Мимо проходили отставшие, заполняя улицу грохотом тяжелых сапог. Степан проводил их взглядом:
— Армия! Запасного батальона первая рота. Из губернии.
— Одна рота? Что ты!
— Одна. Теперь у них роты большие. На фронт не посылают. Богомол призвал.
— Их?
— Да их же.
— Для чего?
— На свою погибель. Выпросил. Народ свой, деревенский, трудящий народ! А мы плакали: оружия нет! Вот тебе, сколько хочешь оружия.
23
Семен Максимович нашел Алешу на свободной части заводского двора уже под вечер. Здесь были сложены бревна и обрезки досок. Сегодня красногвардейцы должны были сдавать Алеше винтовку. В течение нескольких дней они занимались в школе «по теории», а сегодня первое отделение решило воспользоваться теплым солнечным днем и устроить занятия во дворе.

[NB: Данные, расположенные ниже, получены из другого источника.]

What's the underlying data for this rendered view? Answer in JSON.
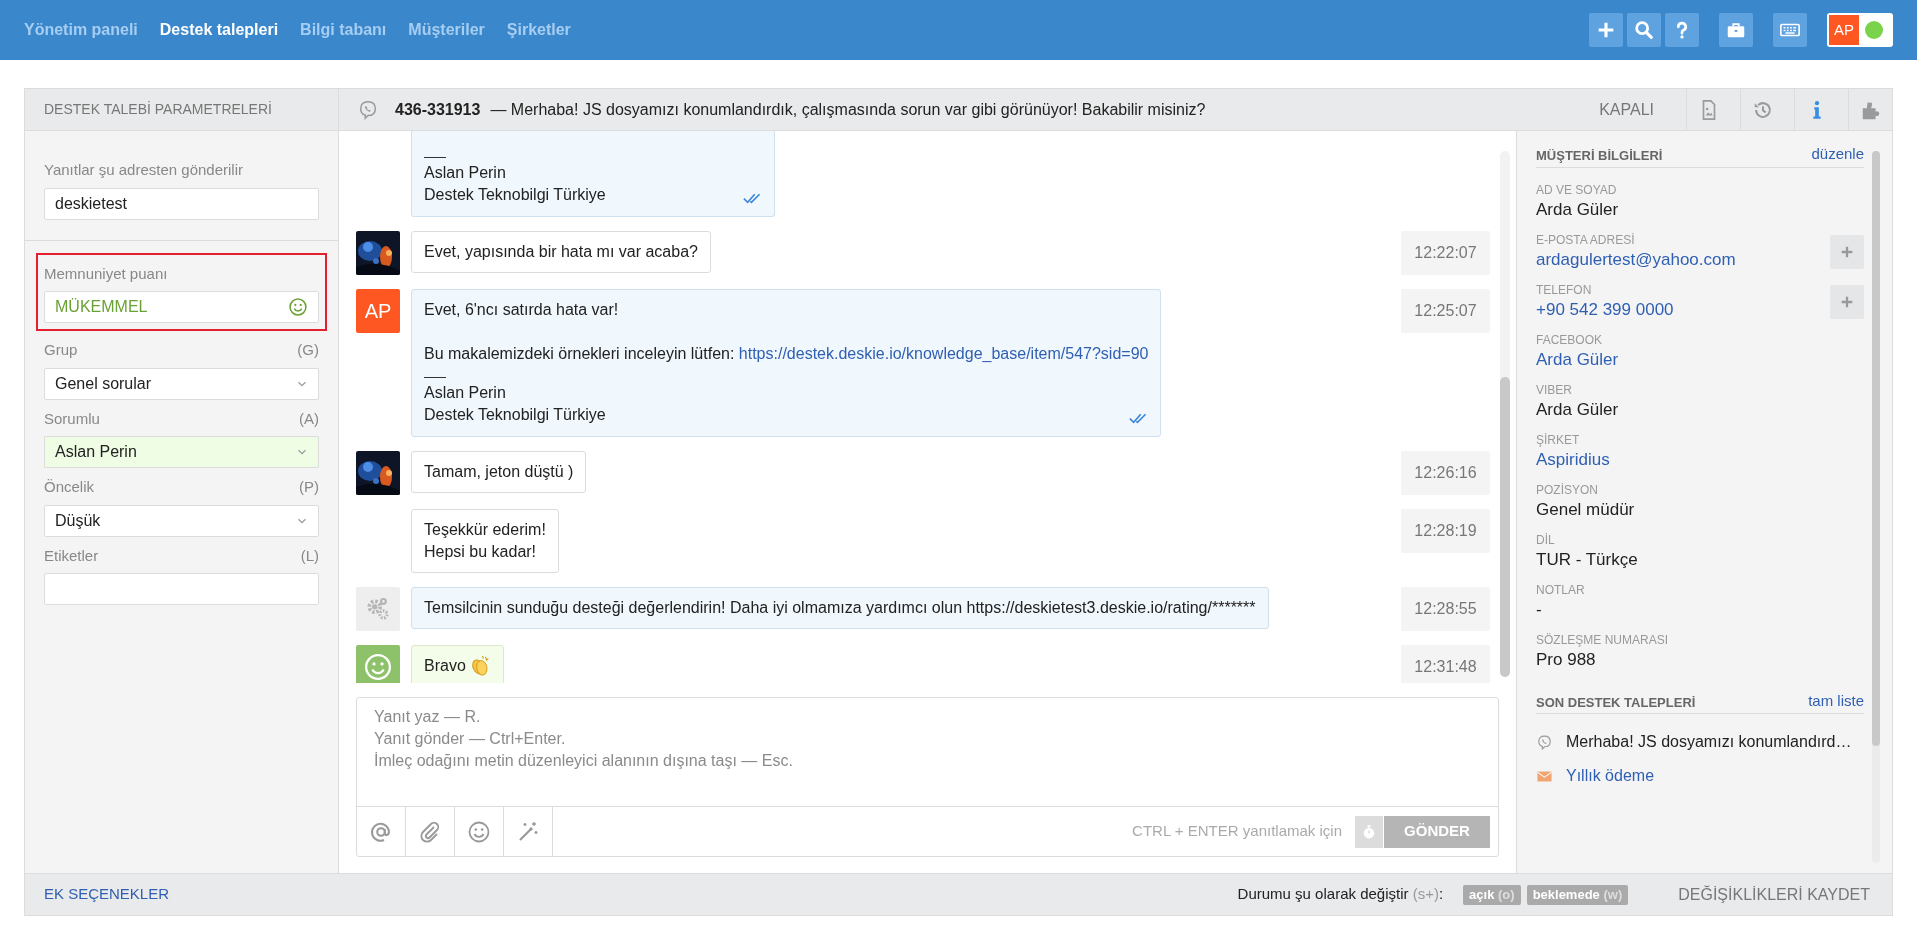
{
  "nav": [
    {
      "label": "Yönetim paneli",
      "selected": false
    },
    {
      "label": "Destek talepleri",
      "selected": true
    },
    {
      "label": "Bilgi tabanı",
      "selected": false
    },
    {
      "label": "Müşteriler",
      "selected": false
    },
    {
      "label": "Şirketler",
      "selected": false
    }
  ],
  "user": {
    "initials": "AP",
    "online": true
  },
  "params_title": "DESTEK TALEBİ PARAMETRELERİ",
  "ticket": {
    "number": "436-331913",
    "subject": "— Merhaba! JS dosyamızı konumlandırdık, çalışmasında sorun var gibi görünüyor! Bakabilir misiniz?",
    "status": "KAPALI"
  },
  "header_tabs": [
    {
      "kind": "document",
      "selected": false
    },
    {
      "kind": "history",
      "selected": false
    },
    {
      "kind": "info",
      "selected": true
    },
    {
      "kind": "puzzle",
      "selected": false
    }
  ],
  "reply_from": {
    "label": "Yanıtlar şu adresten gönderilir",
    "value": "deskietest"
  },
  "satisfaction": {
    "label": "Memnuniyet puanı",
    "value": "MÜKEMMEL",
    "highlighted": true
  },
  "fields": [
    {
      "kind": "select",
      "label": "Grup",
      "shortcut": "(G)",
      "value": "Genel sorular",
      "assigned": false
    },
    {
      "kind": "select",
      "label": "Sorumlu",
      "shortcut": "(A)",
      "value": "Aslan Perin",
      "assigned": true
    },
    {
      "kind": "select",
      "label": "Öncelik",
      "shortcut": "(P)",
      "value": "Düşük",
      "assigned": false
    },
    {
      "kind": "input",
      "label": "Etiketler",
      "shortcut": "(L)",
      "assigned": false
    }
  ],
  "more_options": "EK SEÇENEKLER",
  "messages": [
    {
      "kind": "agent",
      "clipped": true,
      "avatar": false,
      "signature": [
        "Aslan Perin",
        "Destek Teknobilgi Türkiye"
      ],
      "read": true
    },
    {
      "kind": "customer",
      "avatar": true,
      "blocks": [
        {
          "lines": [
            "Evet, yapısında bir hata mı var acaba?"
          ]
        }
      ],
      "time": "12:22:07"
    },
    {
      "kind": "agent",
      "avatar": true,
      "initials": "AP",
      "blocks": [
        {
          "lines": [
            "Evet, 6'ncı satırda hata var!"
          ]
        },
        {
          "lines": [
            "Bu makalemizdeki örnekleri inceleyin lütfen:"
          ],
          "link": "https://destek.deskie.io/knowledge_base/item/547?sid=90"
        }
      ],
      "signature": [
        "Aslan Perin",
        "Destek Teknobilgi Türkiye"
      ],
      "read": true,
      "time": "12:25:07"
    },
    {
      "kind": "customer",
      "avatar": true,
      "blocks": [
        {
          "lines": [
            "Tamam, jeton düştü )"
          ]
        }
      ],
      "time": "12:26:16"
    },
    {
      "kind": "customer",
      "avatar": false,
      "blocks": [
        {
          "lines": [
            "Teşekkür ederim!",
            "Hepsi bu kadar!"
          ]
        }
      ],
      "time": "12:28:19"
    },
    {
      "kind": "system",
      "avatar": true,
      "blocks": [
        {
          "lines": [
            "Temsilcinin sunduğu desteği değerlendirin! Daha iyi olmamıza yardımcı olun https://deskietest3.deskie.io/rating/*******"
          ]
        }
      ],
      "time": "12:28:55"
    },
    {
      "kind": "rating",
      "avatar": true,
      "blocks": [
        {
          "lines": [
            "Bravo"
          ]
        }
      ],
      "clap": true,
      "time": "12:31:48"
    }
  ],
  "composer": {
    "placeholder": "Yanıt yaz — R.\nYanıt gönder — Ctrl+Enter.\nİmleç odağını metin düzenleyici alanının dışına taşı — Esc.",
    "hint": "CTRL + ENTER yanıtlamak için",
    "send": "GÖNDER",
    "disabled": true
  },
  "status_change": {
    "label": "Durumu şu olarak değiştir",
    "shortcut": "(s+)",
    "suffix": ":",
    "options": [
      {
        "label": "açık",
        "shortcut": "(o)"
      },
      {
        "label": "beklemede",
        "shortcut": "(w)"
      }
    ]
  },
  "save": "DEĞİŞİKLİKLERİ KAYDET",
  "customer": {
    "title": "MÜŞTERİ BİLGİLERİ",
    "edit": "düzenle",
    "fields": [
      {
        "label": "AD VE SOYAD",
        "value": "Arda Güler",
        "link": false,
        "addable": false
      },
      {
        "label": "E-POSTA ADRESİ",
        "value": "ardagulertest@yahoo.com",
        "link": true,
        "addable": true
      },
      {
        "label": "TELEFON",
        "value": "+90 542 399 0000",
        "link": true,
        "addable": true
      },
      {
        "label": "FACEBOOK",
        "value": "Arda Güler",
        "link": true,
        "addable": false
      },
      {
        "label": "VIBER",
        "value": "Arda Güler",
        "link": false,
        "addable": false
      },
      {
        "label": "ŞİRKET",
        "value": "Aspiridius",
        "link": true,
        "addable": false
      },
      {
        "label": "POZİSYON",
        "value": "Genel müdür",
        "link": false,
        "addable": false
      },
      {
        "label": "DİL",
        "value": "TUR - Türkçe",
        "link": false,
        "addable": false
      },
      {
        "label": "NOTLAR",
        "value": "-",
        "link": false,
        "addable": false
      },
      {
        "label": "SÖZLEŞME NUMARASI",
        "value": "Pro 988",
        "link": false,
        "addable": false
      }
    ]
  },
  "recent": {
    "title": "SON DESTEK TALEPLERİ",
    "full_list": "tam liste",
    "items": [
      {
        "kind": "viber",
        "text": "Merhaba! JS dosyamızı konumlandırd…",
        "current": true
      },
      {
        "kind": "email",
        "text": "Yıllık ödeme",
        "current": false
      }
    ]
  }
}
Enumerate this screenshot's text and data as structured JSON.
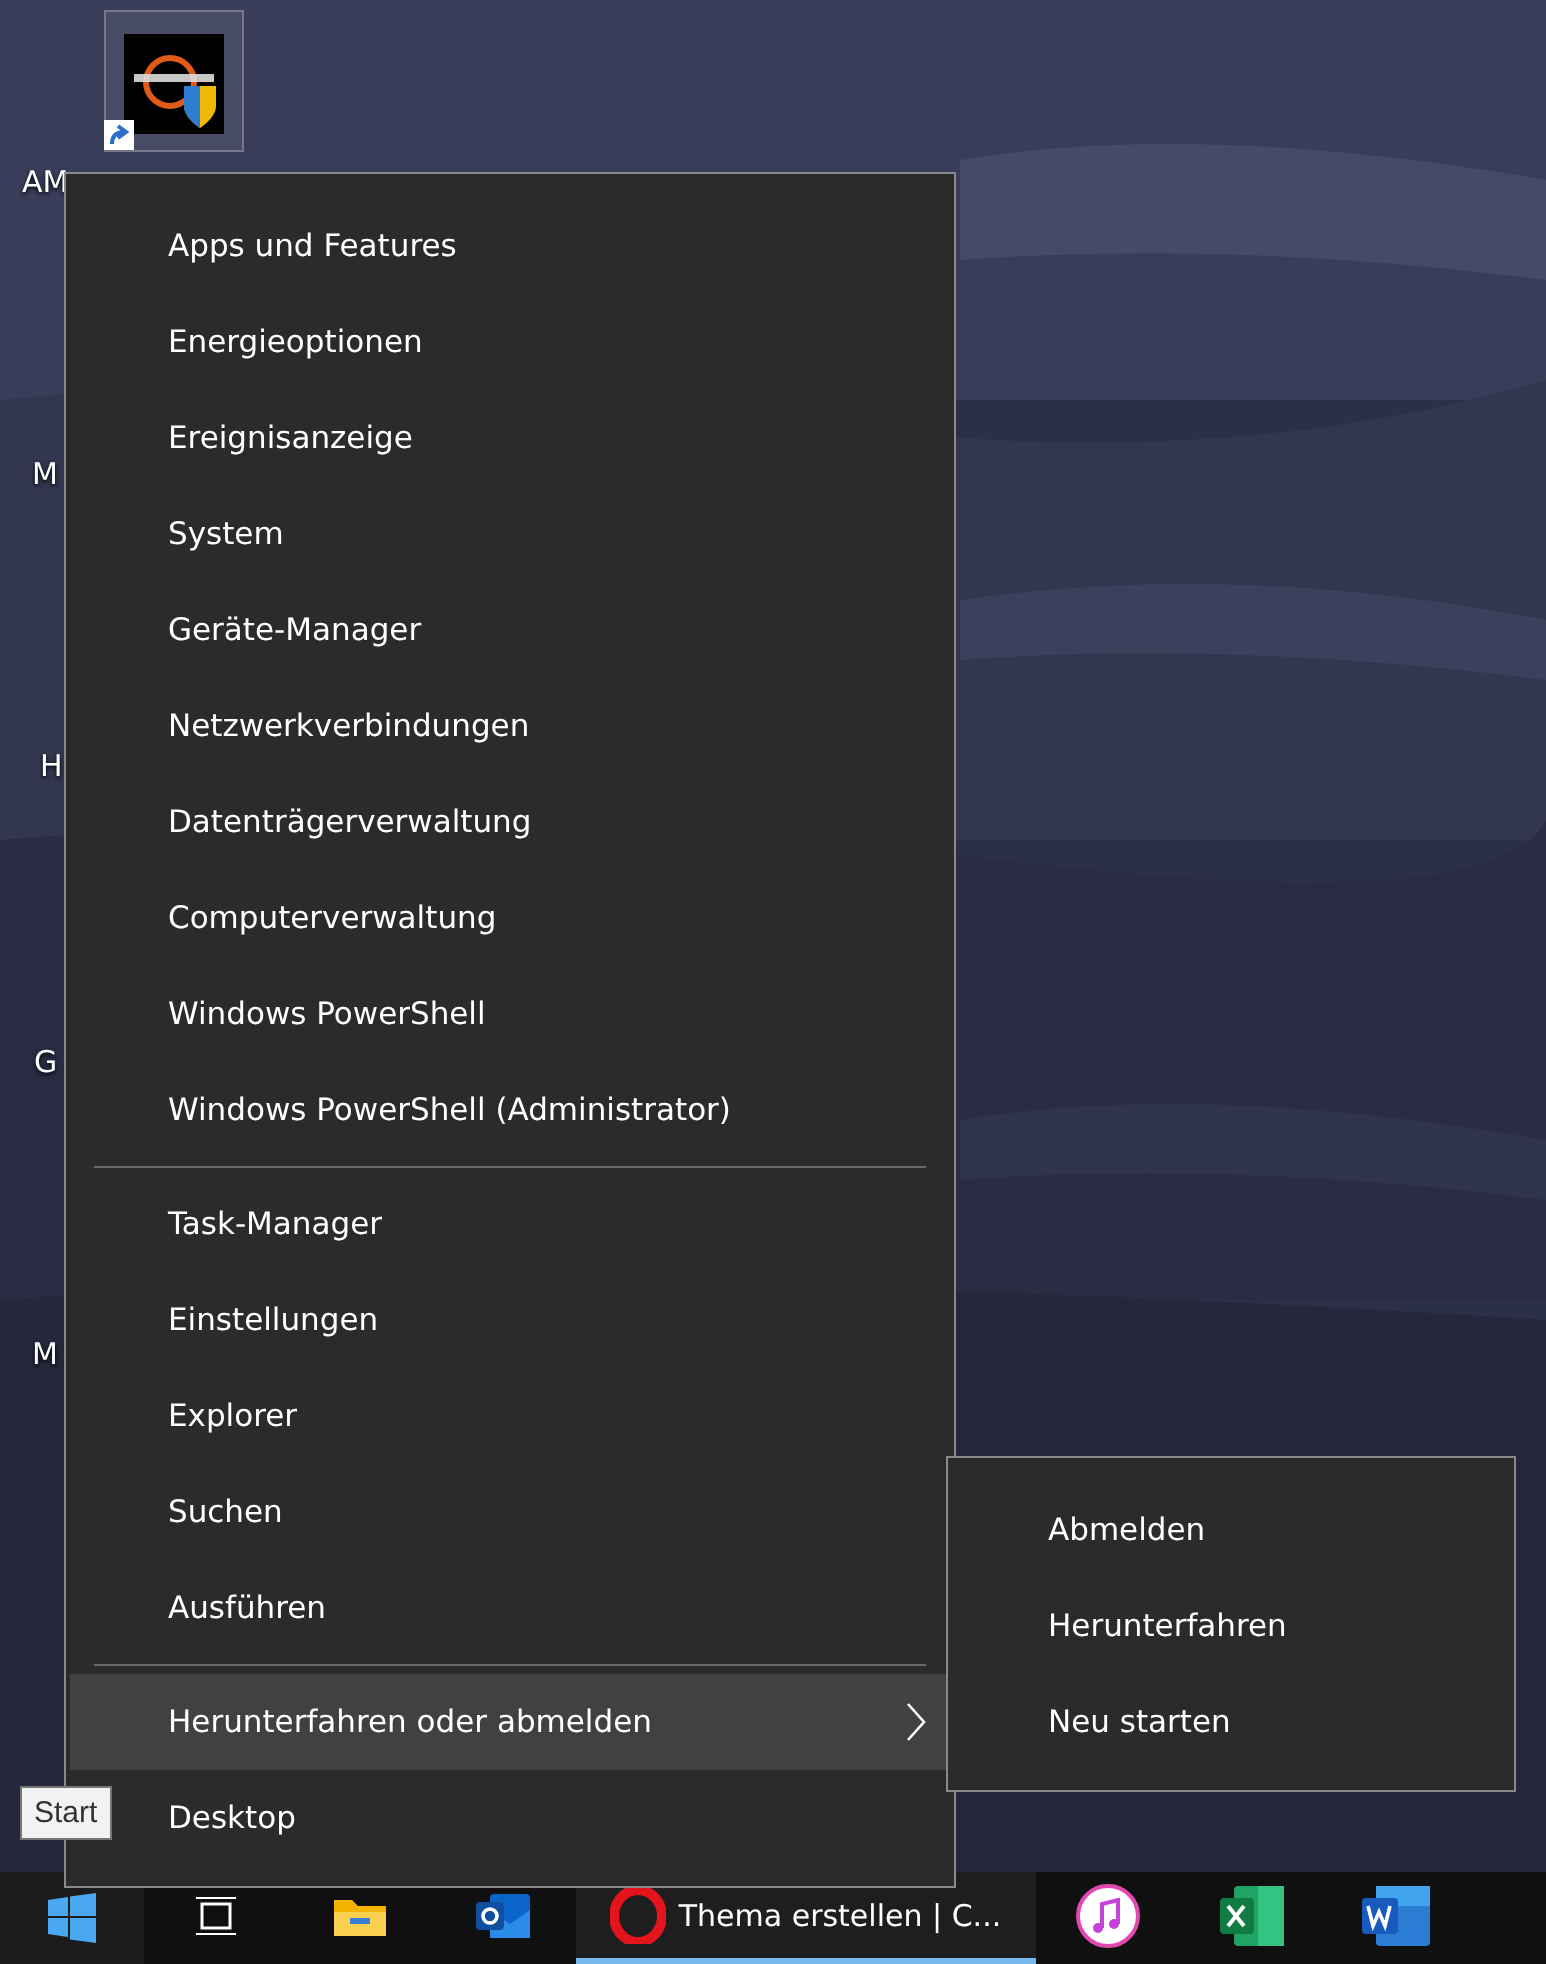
{
  "desktop": {
    "icon_labels": [
      {
        "label": "AM"
      },
      {
        "label": "M"
      },
      {
        "label": "H"
      },
      {
        "label": "G"
      },
      {
        "label": "M"
      }
    ],
    "shortcut_selected": true
  },
  "context_menu": {
    "groups": [
      {
        "items": [
          {
            "label": "Apps und Features",
            "selected": false,
            "has_submenu": false
          },
          {
            "label": "Energieoptionen",
            "selected": false,
            "has_submenu": false
          },
          {
            "label": "Ereignisanzeige",
            "selected": false,
            "has_submenu": false
          },
          {
            "label": "System",
            "selected": false,
            "has_submenu": false
          },
          {
            "label": "Geräte-Manager",
            "selected": false,
            "has_submenu": false
          },
          {
            "label": "Netzwerkverbindungen",
            "selected": false,
            "has_submenu": false
          },
          {
            "label": "Datenträgerverwaltung",
            "selected": false,
            "has_submenu": false
          },
          {
            "label": "Computerverwaltung",
            "selected": false,
            "has_submenu": false
          },
          {
            "label": "Windows PowerShell",
            "selected": false,
            "has_submenu": false
          },
          {
            "label": "Windows PowerShell (Administrator)",
            "selected": false,
            "has_submenu": false
          }
        ]
      },
      {
        "items": [
          {
            "label": "Task-Manager",
            "selected": false,
            "has_submenu": false
          },
          {
            "label": "Einstellungen",
            "selected": false,
            "has_submenu": false
          },
          {
            "label": "Explorer",
            "selected": false,
            "has_submenu": false
          },
          {
            "label": "Suchen",
            "selected": false,
            "has_submenu": false
          },
          {
            "label": "Ausführen",
            "selected": false,
            "has_submenu": false
          }
        ]
      },
      {
        "items": [
          {
            "label": "Herunterfahren oder abmelden",
            "selected": true,
            "has_submenu": true
          },
          {
            "label": "Desktop",
            "selected": false,
            "has_submenu": false
          }
        ]
      }
    ]
  },
  "submenu": {
    "items": [
      {
        "label": "Abmelden"
      },
      {
        "label": "Herunterfahren"
      },
      {
        "label": "Neu starten"
      }
    ]
  },
  "tooltip": {
    "text": "Start"
  },
  "taskbar": {
    "apps": [
      {
        "kind": "taskview",
        "active": false
      },
      {
        "kind": "explorer",
        "active": false
      },
      {
        "kind": "outlook",
        "active": false
      },
      {
        "kind": "opera",
        "active": true,
        "title": "Thema erstellen | C..."
      },
      {
        "kind": "itunes",
        "active": false
      },
      {
        "kind": "excel",
        "active": false
      },
      {
        "kind": "word",
        "active": false
      }
    ]
  }
}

Старый Котляров на отдельном бревне расположил части винтовки и, держа в руках отнятый ствол, задумался над ним. Увидев Семена Максимовича, тяжело поднялся и пошел навстречу.
— Вот, Семен Максимович, укротил бы ты твоего сына, честное слово!
— Сдавай ему винтовку! Я ему вчера говорю: а если не сдам, что ты мне сделаешь? Допустим. Что ж ты меня из Красной гвардии выставишь? А он, знаешь, что отвечает? Не сдашь, говорит, винтовку, отцу пожалуюсь. Это тебе, значит. Ну что ты скажешь? Приходится сдавать. Выходит так, как будто я тебя испужался. Скажи, пожалуйста, почему это такое? Времена такие или еще какая причина?